WPP PLC is facing shareholder unrest over its handling of founder Martin Sorrell’s resignation, in a sign of how the advertising giant is straining to turn the page on its former chief executive and the business model he pioneered.
Shareholders attending their first annual meeting without Mr. Sorrell at the helm showed unusually narrow support for Chairman Roberto Quarta, who was re-elected with 84.5% of votes, compared with nearly 98% last year.
More than 27% of shareholders voted against WPP’s remuneration report, which includes the board’s decision to retire Mr. Sorrell under “good leaver” status. That allows him to collect a long-term share award of up to £20 million ($26.7 million) over the next five years.
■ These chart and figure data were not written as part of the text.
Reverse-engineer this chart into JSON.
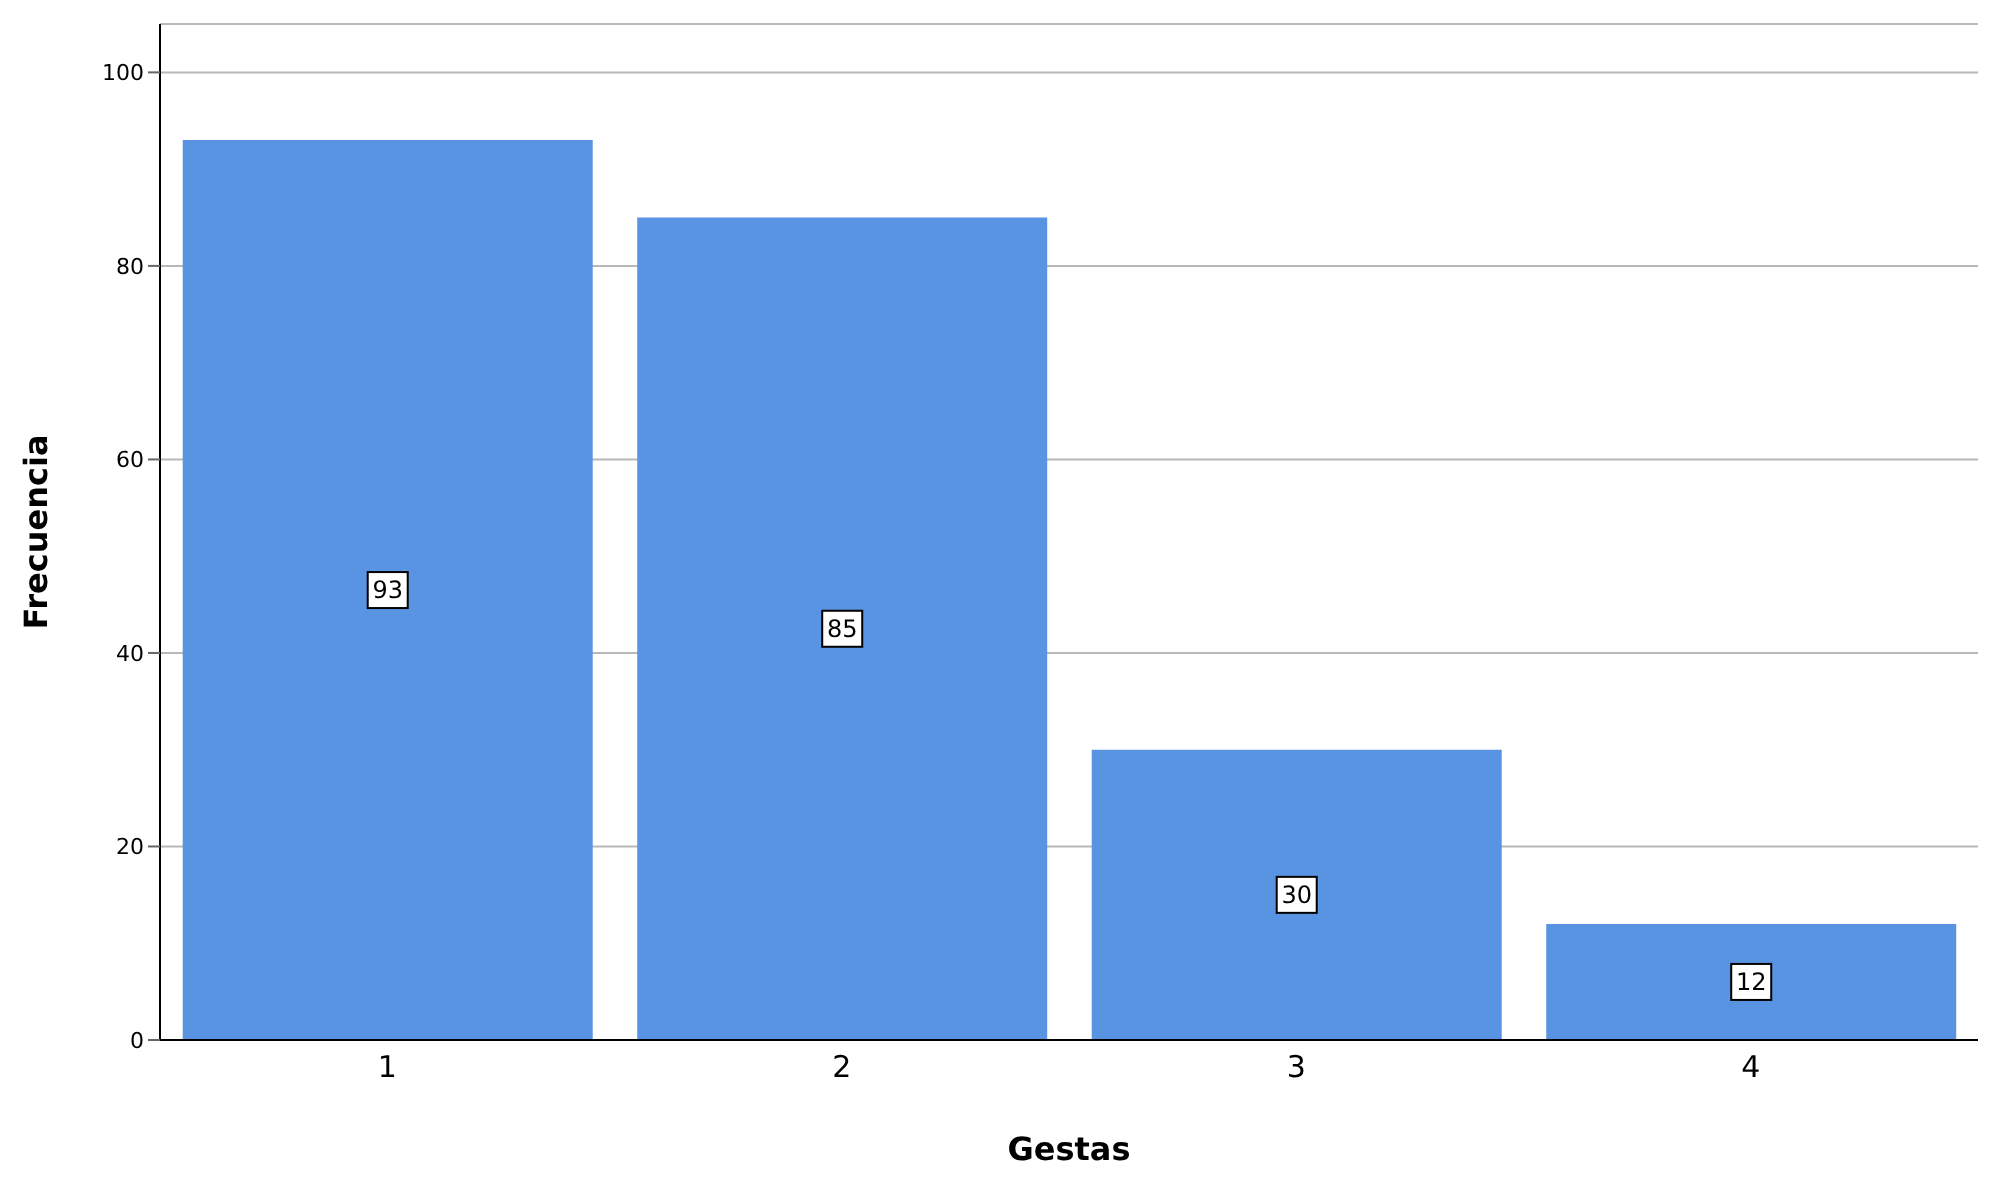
{
  "chart_data": {
    "type": "bar",
    "xlabel": "Gestas",
    "ylabel": "Frecuencia",
    "categories": [
      "1",
      "2",
      "3",
      "4"
    ],
    "values": [
      93,
      85,
      30,
      12
    ],
    "color": "#5894e2",
    "ylim": [
      0,
      105
    ],
    "yticks": [
      0,
      20,
      40,
      60,
      80,
      100
    ],
    "grid": "y",
    "data_labels": true
  }
}
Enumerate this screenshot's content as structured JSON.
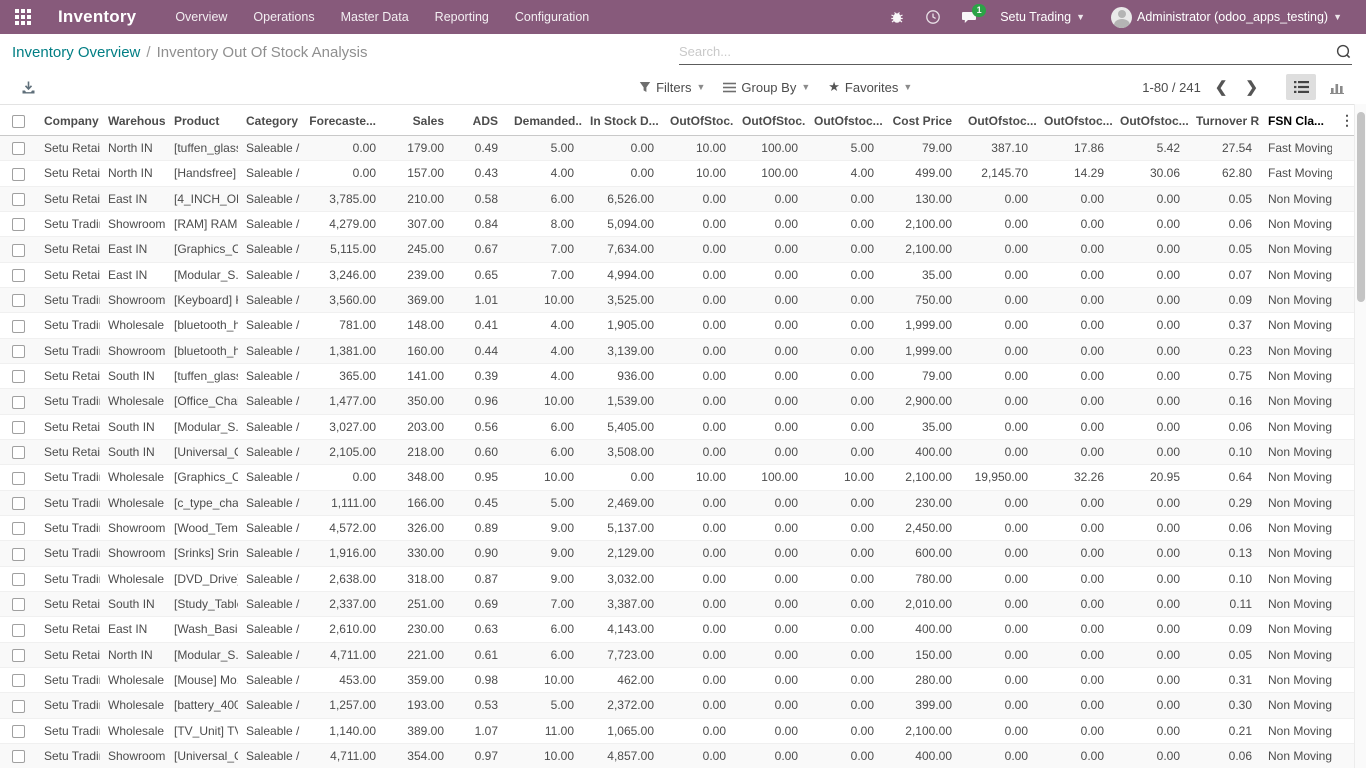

The votes were a measure of shareholders’ frustration with the company’s response to the sudden exit of the 73 year-old founder. For years the company insisted it had taken steps to identify possible successors for Mr. Sorrell only to be broadsided by his resignation in early April.
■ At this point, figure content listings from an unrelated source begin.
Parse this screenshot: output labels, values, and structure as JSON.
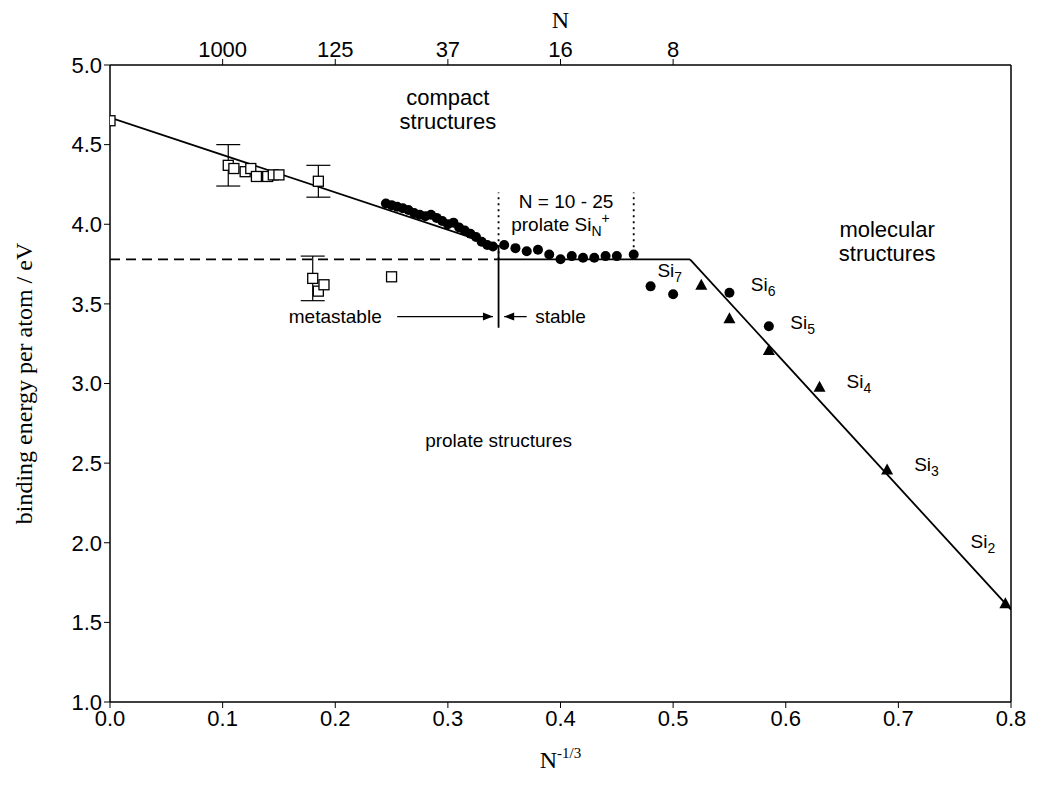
{
  "chart_data": {
    "type": "scatter",
    "xlabel": {
      "text": "N",
      "sup": "-1/3"
    },
    "ylabel": "binding energy per atom / eV",
    "top_xlabel": "N",
    "xlim": [
      0,
      0.8
    ],
    "xticks": [
      {
        "value": 0,
        "label": "0.0"
      },
      0.1,
      0.2,
      0.3,
      0.4,
      0.5,
      0.6,
      0.7,
      0.8
    ],
    "top_xticks": [
      {
        "value": 0.1,
        "label": "1000"
      },
      {
        "value": 0.2,
        "label": "125"
      },
      {
        "value": 0.3,
        "label": "37"
      },
      {
        "value": 0.4,
        "label": "16"
      },
      {
        "value": 0.5,
        "label": "8"
      }
    ],
    "ylim": [
      1,
      5
    ],
    "yticks": [
      {
        "value": 1,
        "label": "1.0"
      },
      1.5,
      {
        "value": 2,
        "label": "2.0"
      },
      2.5,
      {
        "value": 3,
        "label": "3.0"
      },
      3.5,
      {
        "value": 4,
        "label": "4.0"
      },
      4.5,
      {
        "value": 5,
        "label": "5.0"
      }
    ],
    "series": [
      {
        "type": "line",
        "line_style": "solid",
        "color": "#000000",
        "x": [
          0,
          0.345
        ],
        "y": [
          4.67,
          3.86
        ]
      },
      {
        "type": "line",
        "line_style": "dashed",
        "color": "#000000",
        "x": [
          0,
          0.345
        ],
        "y": [
          3.78,
          3.78
        ]
      },
      {
        "type": "line",
        "line_style": "solid",
        "color": "#000000",
        "x": [
          0.345,
          0.515
        ],
        "y": [
          3.78,
          3.78
        ]
      },
      {
        "type": "line",
        "line_style": "solid",
        "color": "#000000",
        "x": [
          0.515,
          0.8
        ],
        "y": [
          3.78,
          1.58
        ]
      },
      {
        "type": "line",
        "line_style": "solid",
        "color": "#000000",
        "x": [
          0.345,
          0.345
        ],
        "y": [
          3.35,
          3.87
        ]
      },
      {
        "type": "line",
        "line_style": "dotted",
        "color": "#000000",
        "x": [
          0.345,
          0.345
        ],
        "y": [
          3.78,
          4.2
        ]
      },
      {
        "type": "line",
        "line_style": "dotted",
        "color": "#000000",
        "x": [
          0.465,
          0.465
        ],
        "y": [
          3.78,
          4.2
        ]
      },
      {
        "type": "scatter",
        "marker": "square_open",
        "color": "#000000",
        "x": [
          0.0,
          0.105,
          0.11,
          0.12,
          0.125,
          0.13,
          0.14,
          0.145,
          0.15,
          0.185
        ],
        "y": [
          4.65,
          4.37,
          4.35,
          4.33,
          4.35,
          4.3,
          4.3,
          4.31,
          4.31,
          4.27
        ],
        "errors": [
          null,
          0.13,
          null,
          null,
          null,
          null,
          null,
          null,
          null,
          0.1
        ]
      },
      {
        "type": "scatter",
        "marker": "square_open",
        "color": "#000000",
        "x": [
          0.18,
          0.185,
          0.19,
          0.25
        ],
        "y": [
          3.66,
          3.58,
          3.62,
          3.67
        ],
        "errors": [
          0.14,
          null,
          null,
          null
        ]
      },
      {
        "type": "scatter",
        "marker": "circle",
        "color": "#000000",
        "x": [
          0.245,
          0.25,
          0.255,
          0.26,
          0.265,
          0.27,
          0.275,
          0.28,
          0.285,
          0.29,
          0.295,
          0.3,
          0.305,
          0.31,
          0.315,
          0.32,
          0.325,
          0.33,
          0.335,
          0.34,
          0.35,
          0.36,
          0.37,
          0.38,
          0.39,
          0.4,
          0.41,
          0.42,
          0.43,
          0.44,
          0.45,
          0.465,
          0.48,
          0.5,
          0.55,
          0.585
        ],
        "y": [
          4.13,
          4.12,
          4.11,
          4.1,
          4.09,
          4.07,
          4.06,
          4.05,
          4.06,
          4.04,
          4.02,
          4.0,
          4.01,
          3.98,
          3.96,
          3.94,
          3.92,
          3.89,
          3.87,
          3.86,
          3.87,
          3.85,
          3.83,
          3.84,
          3.81,
          3.78,
          3.8,
          3.79,
          3.79,
          3.8,
          3.8,
          3.81,
          3.61,
          3.56,
          3.57,
          3.36
        ]
      },
      {
        "type": "scatter",
        "marker": "triangle",
        "color": "#000000",
        "x": [
          0.525,
          0.55,
          0.585,
          0.63,
          0.69,
          0.795
        ],
        "y": [
          3.62,
          3.41,
          3.21,
          2.98,
          2.46,
          1.62
        ]
      }
    ],
    "annotations": [
      {
        "x": 0.3,
        "y": 4.75,
        "lines": [
          "compact",
          "structures"
        ]
      },
      {
        "x": 0.405,
        "y": 4.1,
        "text": "N = 10 - 25"
      },
      {
        "x": 0.4,
        "y": 3.96,
        "text": "prolate Si",
        "sub": "N",
        "sup": "+"
      },
      {
        "x": 0.2,
        "y": 3.38,
        "text": "metastable"
      },
      {
        "x": 0.4,
        "y": 3.38,
        "text": "stable"
      },
      {
        "x": 0.345,
        "y": 2.6,
        "text": "prolate structures"
      },
      {
        "x": 0.69,
        "y": 3.92,
        "lines": [
          "molecular",
          "structures"
        ]
      },
      {
        "x": 0.497,
        "y": 3.67,
        "text": "Si",
        "sub": "7"
      },
      {
        "x": 0.58,
        "y": 3.58,
        "text": "Si",
        "sub": "6"
      },
      {
        "x": 0.615,
        "y": 3.34,
        "text": "Si",
        "sub": "5"
      },
      {
        "x": 0.665,
        "y": 2.97,
        "text": "Si",
        "sub": "4"
      },
      {
        "x": 0.725,
        "y": 2.45,
        "text": "Si",
        "sub": "3"
      },
      {
        "x": 0.775,
        "y": 1.97,
        "text": "Si",
        "sub": "2"
      }
    ],
    "arrows": [
      {
        "from": [
          0.255,
          3.42
        ],
        "to": [
          0.34,
          3.42
        ]
      },
      {
        "from": [
          0.37,
          3.42
        ],
        "to": [
          0.35,
          3.42
        ]
      }
    ]
  }
}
For decades, Mr. Sorrell was the center of WPP’s empire, extending WPP’s reach across the globe through frenzied deal-making that positioned him as an oracle to advertisers hungry for advice on how to reach far-flung consumers. Digital disruption eroded that model as advertisers began turning to Facebook, Google and other tech companies to better target consumers using oceans of customer data.
On Wednesday, WPP said revenue fell 3.4% to £4.82 billion in the first four months of the year. Net sales rose “marginally” on a like-for-like basis.